After-Images

1995
Sculpture Project in two places, Myre and Nyksund, Norland, Norway

Inghild Karlsen’s two-piece sculpture and lamp “After-Images”, with its fluctuating meanings, can be interpreted and understood in many ways, such as the visual form that is taken from everyday life and is based on the standard street lamps used in the area. The light in the lamp becomes invisible in the northern summer light. Furthermore, it becomes visible as a source of light during winter, when darkness takes over, and it isn’t easy to distinguish between night and day. The inspiration for the lamp’s form is the face of a woman, not any particular woman. Underneath the face is a seal head.

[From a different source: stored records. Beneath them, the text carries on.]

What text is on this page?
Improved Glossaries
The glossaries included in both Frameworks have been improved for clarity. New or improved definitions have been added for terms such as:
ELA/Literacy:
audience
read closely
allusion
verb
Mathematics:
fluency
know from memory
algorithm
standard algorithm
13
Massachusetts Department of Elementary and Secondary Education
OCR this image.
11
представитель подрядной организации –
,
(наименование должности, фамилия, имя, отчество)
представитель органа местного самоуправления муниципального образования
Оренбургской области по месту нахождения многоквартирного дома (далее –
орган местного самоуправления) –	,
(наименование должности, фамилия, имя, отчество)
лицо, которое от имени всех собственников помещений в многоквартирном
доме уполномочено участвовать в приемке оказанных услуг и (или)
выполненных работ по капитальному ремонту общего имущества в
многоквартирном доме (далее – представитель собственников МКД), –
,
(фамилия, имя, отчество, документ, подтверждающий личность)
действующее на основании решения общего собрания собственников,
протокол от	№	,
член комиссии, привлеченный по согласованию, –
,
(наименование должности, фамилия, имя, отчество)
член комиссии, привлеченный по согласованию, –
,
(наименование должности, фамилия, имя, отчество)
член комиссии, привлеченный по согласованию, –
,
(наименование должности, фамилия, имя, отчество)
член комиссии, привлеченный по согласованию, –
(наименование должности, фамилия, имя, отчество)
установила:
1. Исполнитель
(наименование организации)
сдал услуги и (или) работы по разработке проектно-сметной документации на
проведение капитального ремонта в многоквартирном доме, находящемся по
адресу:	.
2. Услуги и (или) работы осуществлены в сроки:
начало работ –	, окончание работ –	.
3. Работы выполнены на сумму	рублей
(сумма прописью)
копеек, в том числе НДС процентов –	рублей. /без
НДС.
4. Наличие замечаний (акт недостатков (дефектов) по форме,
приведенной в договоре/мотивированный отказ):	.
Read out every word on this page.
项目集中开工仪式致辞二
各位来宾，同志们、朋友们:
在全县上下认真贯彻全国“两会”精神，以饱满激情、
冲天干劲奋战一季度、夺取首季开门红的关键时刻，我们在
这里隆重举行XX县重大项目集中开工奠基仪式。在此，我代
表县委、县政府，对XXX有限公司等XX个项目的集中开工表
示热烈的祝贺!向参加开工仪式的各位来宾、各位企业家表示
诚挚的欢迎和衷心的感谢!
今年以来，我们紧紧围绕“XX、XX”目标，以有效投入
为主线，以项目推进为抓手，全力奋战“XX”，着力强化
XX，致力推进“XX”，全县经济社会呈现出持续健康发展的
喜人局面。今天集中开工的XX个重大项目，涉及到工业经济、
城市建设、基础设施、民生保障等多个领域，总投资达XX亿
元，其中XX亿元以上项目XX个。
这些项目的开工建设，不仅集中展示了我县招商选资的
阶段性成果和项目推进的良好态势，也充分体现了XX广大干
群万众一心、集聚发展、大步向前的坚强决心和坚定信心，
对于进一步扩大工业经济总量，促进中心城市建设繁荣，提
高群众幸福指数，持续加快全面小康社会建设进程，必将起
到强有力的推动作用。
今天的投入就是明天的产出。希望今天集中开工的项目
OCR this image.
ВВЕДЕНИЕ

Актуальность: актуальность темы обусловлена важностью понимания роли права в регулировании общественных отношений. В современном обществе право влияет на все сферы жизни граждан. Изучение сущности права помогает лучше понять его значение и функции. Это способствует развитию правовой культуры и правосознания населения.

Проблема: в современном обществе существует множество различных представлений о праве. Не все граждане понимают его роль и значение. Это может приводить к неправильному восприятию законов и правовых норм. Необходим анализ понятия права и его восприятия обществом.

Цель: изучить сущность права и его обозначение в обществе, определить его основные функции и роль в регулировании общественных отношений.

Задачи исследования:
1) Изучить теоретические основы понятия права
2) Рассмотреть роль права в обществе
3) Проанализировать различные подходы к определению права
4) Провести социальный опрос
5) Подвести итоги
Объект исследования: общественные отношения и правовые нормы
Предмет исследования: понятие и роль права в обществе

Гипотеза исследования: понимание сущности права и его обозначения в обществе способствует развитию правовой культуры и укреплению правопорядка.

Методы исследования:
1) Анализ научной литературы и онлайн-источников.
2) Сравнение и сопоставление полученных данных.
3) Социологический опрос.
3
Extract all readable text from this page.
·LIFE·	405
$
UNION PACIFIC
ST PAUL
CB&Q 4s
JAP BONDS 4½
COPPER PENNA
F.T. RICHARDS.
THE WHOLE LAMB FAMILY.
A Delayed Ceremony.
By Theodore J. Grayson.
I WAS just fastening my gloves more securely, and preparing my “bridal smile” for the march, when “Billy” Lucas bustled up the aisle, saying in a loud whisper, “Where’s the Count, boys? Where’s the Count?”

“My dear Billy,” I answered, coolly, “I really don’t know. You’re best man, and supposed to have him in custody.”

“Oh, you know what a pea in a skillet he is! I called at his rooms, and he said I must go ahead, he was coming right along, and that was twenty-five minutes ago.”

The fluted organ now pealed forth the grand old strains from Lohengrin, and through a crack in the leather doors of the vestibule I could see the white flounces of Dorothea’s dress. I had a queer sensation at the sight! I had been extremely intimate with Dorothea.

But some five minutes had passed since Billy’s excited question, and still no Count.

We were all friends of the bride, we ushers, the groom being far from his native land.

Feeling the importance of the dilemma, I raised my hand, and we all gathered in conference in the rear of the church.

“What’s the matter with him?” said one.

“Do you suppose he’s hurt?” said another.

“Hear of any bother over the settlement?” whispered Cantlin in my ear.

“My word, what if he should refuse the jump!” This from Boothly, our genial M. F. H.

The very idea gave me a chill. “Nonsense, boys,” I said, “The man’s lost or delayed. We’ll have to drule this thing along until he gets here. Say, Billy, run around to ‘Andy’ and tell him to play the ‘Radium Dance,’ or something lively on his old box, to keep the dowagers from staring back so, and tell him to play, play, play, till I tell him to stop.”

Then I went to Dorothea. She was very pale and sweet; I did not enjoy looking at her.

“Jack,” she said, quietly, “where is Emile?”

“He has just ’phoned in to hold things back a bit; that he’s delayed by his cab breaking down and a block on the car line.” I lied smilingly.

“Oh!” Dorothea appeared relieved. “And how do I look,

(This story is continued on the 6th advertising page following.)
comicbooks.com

You can find the sculptures in two different locations – one in the centre of the municipality, in a small park where the street lamp casts its shadow on the surrounding grounds. The other is in a fishing village that was depopulated during the 1960s and 70s and practically abandoned for decades. The placement of the sculpture is in the harbour basin among the abandoned buildings. They express a clear, optimistic yet faded colour range. Here, the sculpture casts its shadow on the harbour’s surface.
The Myre sculpture faces north toward Nyksund, where the other sculpture faces south, toward Myre. As the sculptures face toward one another, they serve as directional markers and foster a sense of interdependence. This interdependence is reinforced by the sculptures’ near identical appearance; the two-part artwork thus becomes a whole.

This placement creates “a link, a connection, a line of contact” between what once was, what is now, and what will be in the future.”
Material: Granite, galvanised and lacquered steel, vacuum pressed acrylic, and an ever-burning lamp.